The spring 2021 collections, however, provided a welcome respite and are a testament to the designers’ creativity. What resonates now is a nontraditional approach to glamour; the idea of being dressed up and dressed down.
It’s a little offbeat, eccentric, and quirky (put together but not quite) thanks to the use of odd coupling mixes, incongruous pairings, and high contrasts that, on paper, might not seem to work. And that is precisely why they do.
It’s the push and pull between the decorative and the austere, masculine and feminine, day and evening, fantasy and reality, streetwear and couture. There’s a nutty charm and an imperfection that I find relevant and modern; crazy mixed-up clothes for a crazy mixed-up world!
Gender-bending, gender-less fashion has been one of the most prominent themes this season, and it is more than just a passing trend. Thom Browne let his imagination run wild with his entirely all-white collection of elongated and exaggerated proportions. Browne proposes menswear as women’s wear, women’s as men’s. He showed the collection on men and women: a mix of models and three Olympians – Race Imboden, Kendall Baisden, and Steele Johnson, to make his point.
Balenciaga’s Demna Gvasalia says that he wanted to create “unisex, uni-size, and uni-everything.” The silhouette changes, but it looks good regardless of who wears it, the designer opines.
As they say, “God is in the details.” Merely adding a colorful or fanciful shoe, or something in brash gold or silver metallic can be a highly effective way to add a little pizzaz.
Maybe you want to follow the lead of Daniel Roseberry at Schiaparelli, and pull out all your bold gold jewelry and pile it on?

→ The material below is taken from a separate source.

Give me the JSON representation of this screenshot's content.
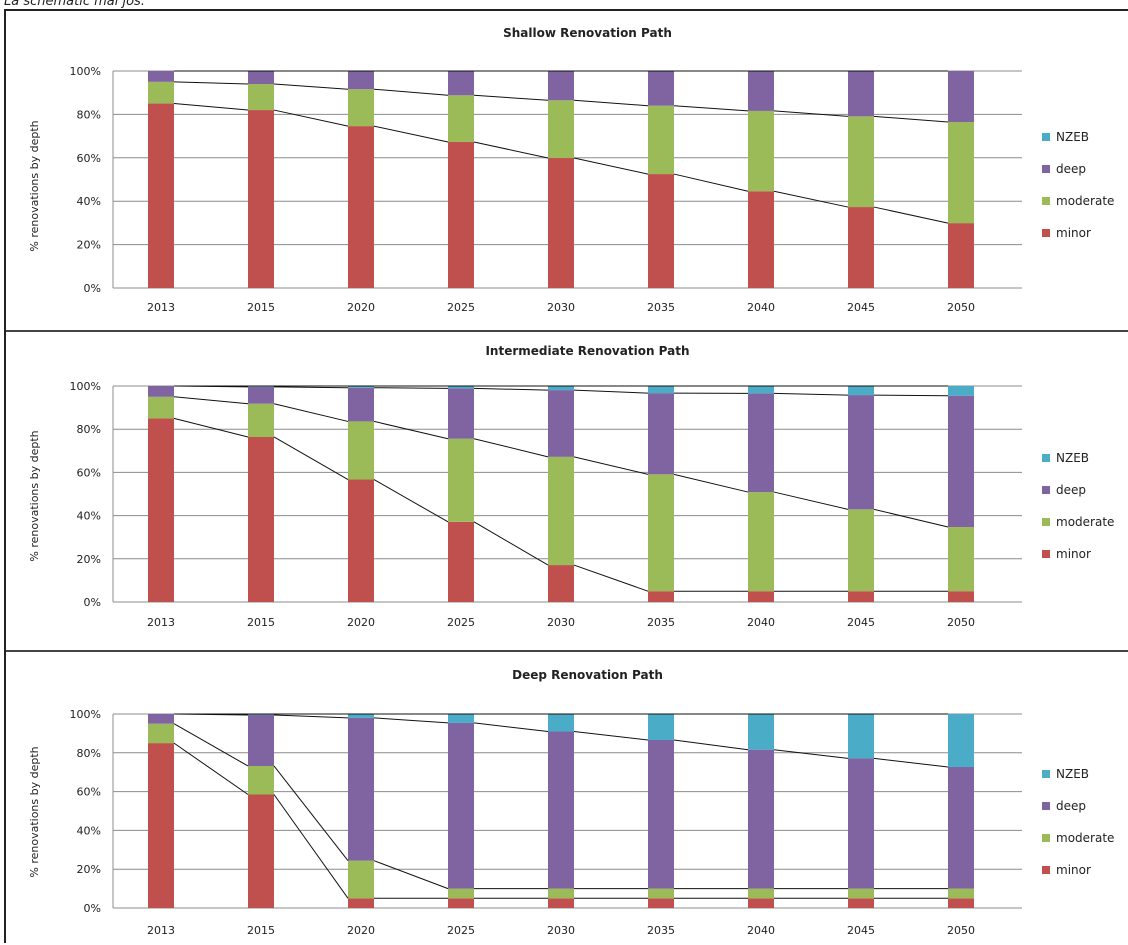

Sometimes, it just a matter of thinking differently about your clothes. At Rokh, it is wearing the traditional trench in a nontraditional way. At Prada, it is all about the clutch. You don’t need to buy these specific designs to emulate the feeling.
I am reminded of the picture of super stylist Camilla Nickerson who is the epitome of cool. Camilla, who always thinks out of the box, wrapped her coat around the waist, giving it an entirely new look.
If you want to look different from everyone else this spring, stay away from maxi dresses, sheer wispy designs, comfortable, oversized clothes, and anything with a freewheeling boho vibe, all of which flooded the runways. Instead, put a little structure in your life, and wear a sharply tailored suit like this one from Givenchy.
The suggestion that suits will disappear because most of us are not going to offices, is ludicrous. If you wear a superbly tailored suit, you will instantly look and feel more pulled together.
FYI, Spring 2021 marks the debut of young American designer Matthew Williams at the design helm of the storied house. I’ve been a huge fan of Williams since he launched Alyx. While I thought some of the pieces at the end of the show looked a bit contrived, in general, it was a good beginning. The suits and outerwear were the stars
If you want to look chic, forget about what Virginie Viard proposed for Chanel spring 2021. After Viard’s very decent Haute Couture show in July, she returns to her unflattering cuts, poor proportions, tacky colors, scary use of the Chanel logo, and worse.
Instead, look at images from “Gabrielle Chanel. Fashion Manifesto” The landmark retrospective opened at the Palais Galliera, the City of Paris Fashion Museum, on October 1st through March 15th. It is the first retrospective dedicated to the designer ever to be held in Paris and illustrates what enduring style is.